The commitments are in line with global efforts to limit the warming of the planet to below pre-industrial levels of 1.5°C and to rapidly accelerate the phase-out of polluting fuels such as coal from the global economy, in line with Paris Agreement targets.
"The UN’s Cop26 has shown the importance of bringing world leaders together to deal with a great challenge of our time. The conversation must now move to Adipec, where the industry will be able to explore putting adequate plans into action taking into account the realities of each continent," said Senegalese petroleum and energies minister Aissatou Sophie Gladima.
Adipec will feature high-profile speakers including energy ministers from the UAE, Saudi Arabia, Egypt, India and Russia. More than 160 ministers, chief executives along with over 800 technical experts from around the world will deliver 127 sessions during the trade show, the organisers said.
The conference will also feature economists such as Mohamed El Erian, who will address the changing dynamics in the energy industry.
Ministers from the Opec+ group of countries will also take the stage on day one to address how the exporters' bloc, which has been behind some historic cuts will adapt to the changing world.
Big Oil executives, who last year committed to net-zero targets to become holistic energy companies with smaller hydrocarbon portfolios, will also weigh their future amid higher energy prices.
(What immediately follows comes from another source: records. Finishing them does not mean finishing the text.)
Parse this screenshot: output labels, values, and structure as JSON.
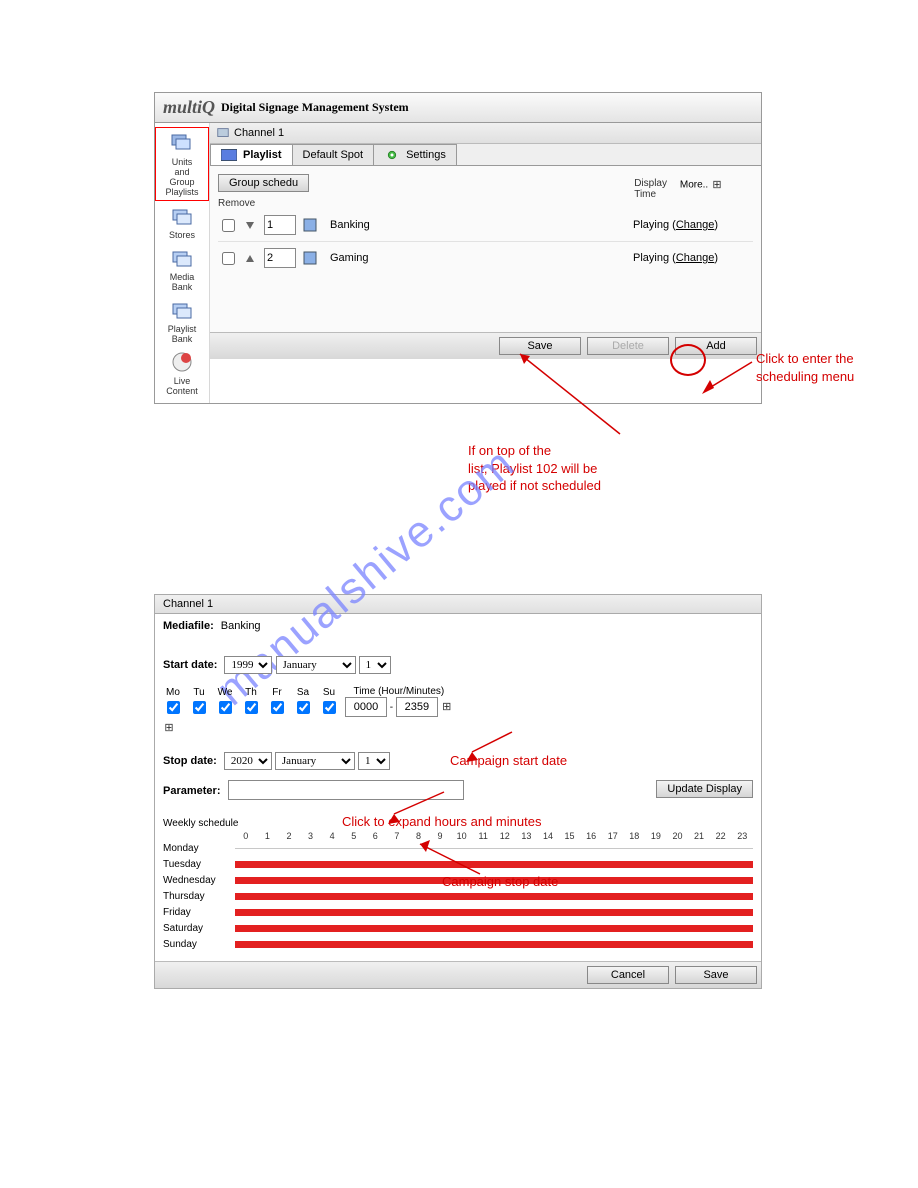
{
  "header": {
    "brand": "multiQ",
    "system": "Digital Signage Management System"
  },
  "sidebar": {
    "items": [
      {
        "label": "Units\nand\nGroup\nPlaylists",
        "icon": "monitor-stack-icon"
      },
      {
        "label": "Stores",
        "icon": "store-icon"
      },
      {
        "label": "Media\nBank",
        "icon": "folder-stack-icon"
      },
      {
        "label": "Playlist\nBank",
        "icon": "playlist-icon"
      },
      {
        "label": "Live\nContent",
        "icon": "live-icon"
      }
    ]
  },
  "channel": {
    "crumb": "Channel 1",
    "tabs": [
      {
        "label": "Playlist",
        "icon": "monitor-icon",
        "active": true
      },
      {
        "label": "Default Spot",
        "icon": "",
        "active": false
      },
      {
        "label": "Settings",
        "icon": "gear-icon",
        "active": false
      }
    ],
    "group_button": "Group schedu",
    "columns": {
      "remove": "Remove",
      "display_time": "Display\nTime",
      "more": "More.."
    },
    "rows": [
      {
        "order": "1",
        "name": "Banking",
        "status": "Playing",
        "change": "Change"
      },
      {
        "order": "2",
        "name": "Gaming",
        "status": "Playing",
        "change": "Change"
      }
    ],
    "actions": {
      "save": "Save",
      "delete": "Delete",
      "add": "Add"
    }
  },
  "annotations": {
    "top_right": "Click to enter the\nscheduling menu",
    "center": "If on top of the\nlist, Playlist 102 will be\nplayed if not scheduled",
    "start": "Campaign start date",
    "expand": "Click to expand hours and minutes",
    "stop": "Campaign stop date"
  },
  "watermark": "manualshive.com",
  "schedule": {
    "head": "Channel 1",
    "mediafile_label": "Mediafile:",
    "mediafile_value": "Banking",
    "start_label": "Start date:",
    "start": {
      "year": "1999",
      "month": "January",
      "day": "1"
    },
    "days": {
      "labels": [
        "Mo",
        "Tu",
        "We",
        "Th",
        "Fr",
        "Sa",
        "Su"
      ],
      "time_label": "Time (Hour/Minutes)",
      "from": "0000",
      "to": "2359"
    },
    "stop_label": "Stop date:",
    "stop": {
      "year": "2020",
      "month": "January",
      "day": "1"
    },
    "param_label": "Parameter:",
    "param_value": "",
    "update": "Update Display",
    "ws_title": "Weekly schedule",
    "hours": [
      "0",
      "1",
      "2",
      "3",
      "4",
      "5",
      "6",
      "7",
      "8",
      "9",
      "10",
      "11",
      "12",
      "13",
      "14",
      "15",
      "16",
      "17",
      "18",
      "19",
      "20",
      "21",
      "22",
      "23"
    ],
    "week": [
      "Monday",
      "Tuesday",
      "Wednesday",
      "Thursday",
      "Friday",
      "Saturday",
      "Sunday"
    ],
    "cancel": "Cancel",
    "save": "Save"
  }
}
The global oil industry has been reaping the benefits of buoyant oil prices, which have been trading at multi-year highs following the crunch in demand from Covid-19 last year. Economies have opened up and fuel demand from transportation is almost back to pre-pandemic levels, helping to boost their balance sheets.
The scope for the development of new fuels such as hydrogen, which is being promoted as a viable alternative to fossil fuels in decarbonising the global energy sector, will also be explored at this year's conference.
All participants attending Adipec are required to undergo PCR testing prior to attending the conference and exhibition.